Seek out ‘The Truffle Hunters’

“The Truffle Hunters” – Have you ever hunted for truffles?  It’s not that difficult.  Over the weekend, I strolled down a Trader Joe’s aisle and reached for a box of 16 Belgian truffles – an assortment of dark, milk, and white chocolates – sitting on an ordinary shelf about five feet off the ground.  The 7.05-ounce package cost about six dollars and was draped in decorative green and white wrapping paper because purchasing and devouring such a delicacy denotes a celebratory event, right?  Finding this particular sugary luxury burned about 10 seconds of my day, and I drove home with the coveted prize and several bags of groceries too.
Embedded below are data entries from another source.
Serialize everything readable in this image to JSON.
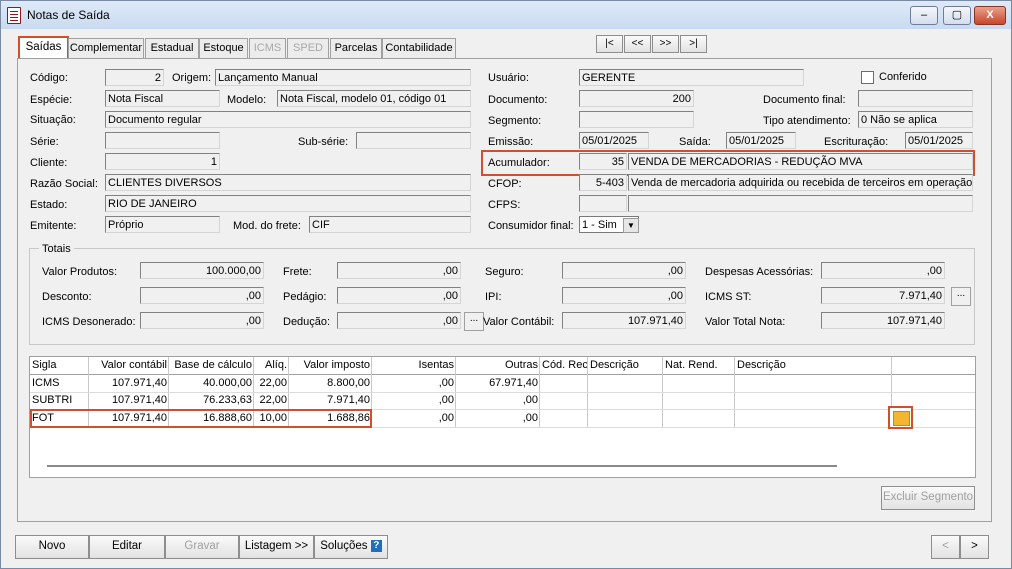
{
  "window": {
    "title": "Notas de Saída",
    "min": "▭",
    "max": "▣",
    "close": "X"
  },
  "tabs": [
    {
      "label": "Saídas",
      "state": "active"
    },
    {
      "label": "Complementar",
      "state": "normal"
    },
    {
      "label": "Estadual",
      "state": "normal"
    },
    {
      "label": "Estoque",
      "state": "normal"
    },
    {
      "label": "ICMS",
      "state": "disabled"
    },
    {
      "label": "SPED",
      "state": "disabled"
    },
    {
      "label": "Parcelas",
      "state": "normal"
    },
    {
      "label": "Contabilidade",
      "state": "normal"
    }
  ],
  "nav": [
    "|<",
    "<<",
    ">>",
    ">|"
  ],
  "form": {
    "codigo_label": "Código:",
    "codigo": "2",
    "origem_label": "Origem:",
    "origem": "Lançamento Manual",
    "especie_label": "Espécie:",
    "especie": "Nota Fiscal",
    "modelo_label": "Modelo:",
    "modelo": "Nota Fiscal, modelo 01, código 01",
    "situacao_label": "Situação:",
    "situacao": "Documento regular",
    "serie_label": "Série:",
    "serie": "",
    "subserie_label": "Sub-série:",
    "subserie": "",
    "cliente_label": "Cliente:",
    "cliente": "1",
    "razao_label": "Razão Social:",
    "razao": "CLIENTES DIVERSOS",
    "estado_label": "Estado:",
    "estado": "RIO DE JANEIRO",
    "emitente_label": "Emitente:",
    "emitente": "Próprio",
    "frete_label": "Mod. do frete:",
    "frete": "CIF",
    "usuario_label": "Usuário:",
    "usuario": "GERENTE",
    "conferido_label": "Conferido",
    "documento_label": "Documento:",
    "documento": "200",
    "docfinal_label": "Documento final:",
    "docfinal": "",
    "segmento_label": "Segmento:",
    "segmento": "",
    "tipoatend_label": "Tipo atendimento:",
    "tipoatend": "0 Não se aplica",
    "emissao_label": "Emissão:",
    "emissao": "05/01/2025",
    "saida_label": "Saída:",
    "saida": "05/01/2025",
    "escrituracao_label": "Escrituração:",
    "escrituracao": "05/01/2025",
    "acumulador_label": "Acumulador:",
    "acumulador_code": "35",
    "acumulador_desc": "VENDA DE MERCADORIAS - REDUÇÃO MVA",
    "cfop_label": "CFOP:",
    "cfop_code": "5-403",
    "cfop_desc": "Venda de mercadoria adquirida ou recebida de terceiros em operação co",
    "cfps_label": "CFPS:",
    "cfps_code": "",
    "cfps_desc": "",
    "consumidor_label": "Consumidor final:",
    "consumidor": "1 - Sim"
  },
  "totais": {
    "title": "Totais",
    "valor_produtos_label": "Valor Produtos:",
    "valor_produtos": "100.000,00",
    "frete_label": "Frete:",
    "frete": ",00",
    "seguro_label": "Seguro:",
    "seguro": ",00",
    "despesas_label": "Despesas Acessórias:",
    "despesas": ",00",
    "desconto_label": "Desconto:",
    "desconto": ",00",
    "pedagio_label": "Pedágio:",
    "pedagio": ",00",
    "ipi_label": "IPI:",
    "ipi": ",00",
    "icms_st_label": "ICMS ST:",
    "icms_st": "7.971,40",
    "icms_deson_label": "ICMS Desonerado:",
    "icms_deson": ",00",
    "deducao_label": "Dedução:",
    "deducao": ",00",
    "valor_contabil_label": "Valor Contábil:",
    "valor_contabil": "107.971,40",
    "valor_total_label": "Valor Total Nota:",
    "valor_total": "107.971,40",
    "ellipsis": "..."
  },
  "grid": {
    "headers": [
      "Sigla",
      "Valor contábil",
      "Base de cálculo",
      "Alíq.",
      "Valor imposto",
      "Isentas",
      "Outras",
      "Cód. Rec.",
      "Descrição",
      "Nat. Rend.",
      "Descrição"
    ],
    "rows": [
      [
        "ICMS",
        "107.971,40",
        "40.000,00",
        "22,00",
        "8.800,00",
        ",00",
        "67.971,40",
        "",
        "",
        "",
        ""
      ],
      [
        "SUBTRI",
        "107.971,40",
        "76.233,63",
        "22,00",
        "7.971,40",
        ",00",
        ",00",
        "",
        "",
        "",
        ""
      ],
      [
        "FOT",
        "107.971,40",
        "16.888,60",
        "10,00",
        "1.688,86",
        ",00",
        ",00",
        "",
        "",
        "",
        ""
      ]
    ]
  },
  "buttons": {
    "excluir": "Excluir Segmento",
    "novo": "Novo",
    "editar": "Editar",
    "gravar": "Gravar",
    "listagem": "Listagem >>",
    "solucoes": "Soluções",
    "help": "?",
    "prev": "<",
    "next": ">"
  },
  "colors": {
    "highlight": "#d0502a",
    "calculator": "#f2b632"
  }
}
Besides my grocery store item’s moniker, the aforementioned shopping experience has zero connection to directors Michael Dweck and Gregory Kershaw’s “The Truffle Hunters”, an oddball, minimalist documentary, one set a half-a-world away in the picturesque, rolling hills of Piedmont, Italy.  A place that may have the broad contours of Tuscany, but – weather-wise – it feels like Upstate New York or British Columbia.  Dweck, Kershaw, and their crew slog and trek through steep gradients, muddy roads, and leaf-littered forest floors with four local guides.  One fella is roughly 50 years old, while the others are in their 70s or 80s, as we are witnesses to their livelihoods and lifestyles.

They are truffle hunters.

Dweck and Kershaw don’t formally introduce these men, and their names don’t appear in block lettering at the bottom of the screen, except for Carlo’s, but that’s only due to random conversations through subtitles.  Otherwise, they are anonymous chaps.  In fact, you’ll become familiar with their dogs’ names – like Fiona, Birba, Titina, Pepe, and more – before this doc reveals theirs.
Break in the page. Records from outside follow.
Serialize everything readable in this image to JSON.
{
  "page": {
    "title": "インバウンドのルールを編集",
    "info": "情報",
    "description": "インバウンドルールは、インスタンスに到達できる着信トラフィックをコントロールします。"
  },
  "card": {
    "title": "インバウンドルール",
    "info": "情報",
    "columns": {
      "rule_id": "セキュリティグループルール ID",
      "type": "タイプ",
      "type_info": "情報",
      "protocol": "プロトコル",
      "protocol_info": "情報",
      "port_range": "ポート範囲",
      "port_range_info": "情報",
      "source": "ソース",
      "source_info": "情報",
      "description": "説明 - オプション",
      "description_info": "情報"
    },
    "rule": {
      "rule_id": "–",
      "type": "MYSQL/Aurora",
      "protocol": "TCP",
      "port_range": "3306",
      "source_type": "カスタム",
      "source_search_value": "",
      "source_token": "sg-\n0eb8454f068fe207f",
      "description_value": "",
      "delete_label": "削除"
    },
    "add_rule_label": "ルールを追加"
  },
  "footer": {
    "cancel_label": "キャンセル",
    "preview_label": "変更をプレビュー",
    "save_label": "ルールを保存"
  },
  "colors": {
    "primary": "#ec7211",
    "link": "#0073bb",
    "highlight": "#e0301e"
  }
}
For about two-thirds of the film, the directors plop their cameras – anywhere from 5 to 20 meters from their subjects – and leave the lenses stationary in nature or at the huntsmens’ backyards or kitchens.  More specifically, these scenes are eye-level long shots, where our directors – seemingly – wish to capture our new gray-haired “amici” in their natural environments.

We observe from a distance, like in a Roy Andersson film (“A Pigeon Sat on a Branch Reflecting on Existence” (2014), “About Endlessness” (2019)).

The doc chronicles this rare group of trackers during their current life stories over a few weeks or months, and just about every on-screen moment treads at a casual pace.  One hunter is retired.  The youngest one is serving at the peak of his powers, and the other two keep plugging away, albeit with slow strides. Three are bachelors, but Carlo, 87, is married.  His wife is pseudo-supportive but is dead-set against him hunting at night.  It’s too dangerous.  Still, Carlo insists on sneaking out in the evenings to search for the out-of-the-way nuggets, and hey, he enjoys that the resident owls provide some company.

What is truffle hunting exactly?

The gents – along with their trusty pooches – search for truffles, a type of fungus buried in the earth, like unmarked treasure chests all over the region.  The sacred substances look like mustard yellow clumps of Play-Doh, and to the untrained eye, they have no apparent real value unless one wanted to construct small clay molds of Homer Simpson or Sesame Street’s Bert.  That would be false, as these unremarkable masses can ring in thousands of Euros per kilo, and our elderly heroes know where many of the cherished X’s reside.

“The Truffle Hunters” drops us into this world of tradition and trade, and Dweck and Kershaw don’t explain anything at all.  Any learnings are absorbed through osmosis and observation as we try to play catch-up.  These guys – and at least two are Octogenarians – have all the answers but aren’t willing to hand over the Cliff Notes.

More importantly, the movie provides a cinematic Montessori-like lesson by frequently filming the four men during their downtimes too.  Dweck and Kershaw include several scenes with salespeople, brokers, and movers and shakers who bring the product to market.  The economics will surprise you!

So, sit back and enjoy this 77-minute educational experience and gratifying indulgence.  Afterward, look up  George Petras’ Mar. 16, 2019 “USA Today” article titled “Why are truffles so darned expensive?”  This wonderfully informative news story will capably respond to many of your questions from this eccentric on-screen wonder because if you’re like me, you’ll have them.